Dr. Shukri Al Mabkhout, a Tunisian university administrator who won the International Prize for Arabic Fiction for his debut novel, The Italian, spoke about how there was a temporary ban on his novel in the UAE. He highlighted that the person who had imposed the restriction was a friend of his and that the ban had been lifted thanks to the intervention of Bodour Al Qasimi. Dr. Al Mabkhout discussed how moral attitudes and social mores change over time, citing a classic 19th century work that had initially been banned.

“Any censoring body believes that it has a duty to protect society. However, this practice changes with time and with the changing attitudes of those who are in charge of censorship. For example, when the novel Madame Bovary was published in 1850s it ignited moral outrage and was banned on the grounds of obscenity and violation of community ethics, customs and traditions. Now anyone who reads the novel finds nothing wrong with it. This reflects the change of mindset and people’s attitudes over time. This is exactly what my friend had thought when he banned my novel – he believes that what he did was for the protection of society,” he said.

Lebanese writer Eman Hmaidan, President of the Lebanon Section of Pen International, used the discussion to speak about her organisation’s campaign to promote literature and in her country’s public schools, saying that they didn’t have the same relationship with the cultural landscape as its private schools.
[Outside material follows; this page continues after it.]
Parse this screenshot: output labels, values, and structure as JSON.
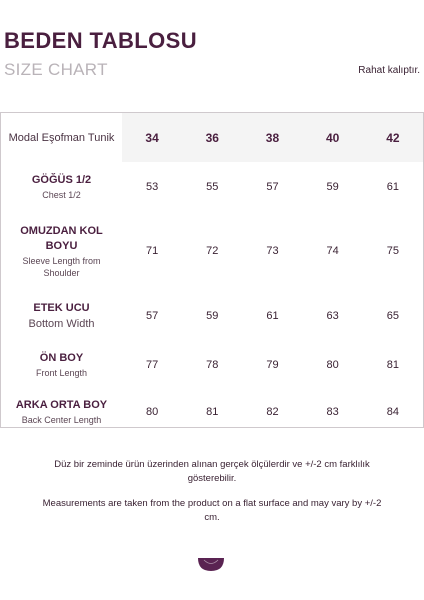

“Our objective was to visit public schools outside the capital in the North and South in order to launch a programme titled ‘Read to Me,’ which we started in 2015. The programme features school visits by authors whose titles are not included in school educational curricula and which are not among the literature learned at secondary schools. We try to present authors who are not yet accredited as renowned literary personalities because they have different voices that address the realities much more boldly, even aggressively. The schools’ administrations cooperated with us because public schools have hunger for culture with many of them not having libraries. This is why we are trying to support them,” she said.

Censorship in the Arab World: Restrictions Imposed on Cultural Expression and Its Impact on Creativity concluded with Bodour Al Qasimi asking the panelists how it could be possible to secure more freedom of expression and intellectual creativity in the Arab world. In response, Ahmed Al Shahawy said that on a personal level he strived to expose the hypocrisy and the conspiracy that is plotted against publishing and creativity in the Arab world, stating that any ban is a loss for both the writer and publisher. Shukri Al Mabkhout expressed his belief that writers should continue their struggle with controllers, admitting that the struggle is painful, but also saying that it is thrilling because it increases the level of freedom and changes mentalities and prevailing misconceptions. Eman Hmaidan made a recommendation that her country, Lebanon, set up an observatory for to follow up on the Arab world’s authors and writers and also decried as ‘nonsense’ the assertion from Arab dictators and regimes that international institutions such as Amnesty International and the Society for Human Rights were spies. Finally, Kristenn Einarsson suggested that there should be less self-censorship, as this is currently being practiced not only by authors and publishers, but also by bookstores and libraries.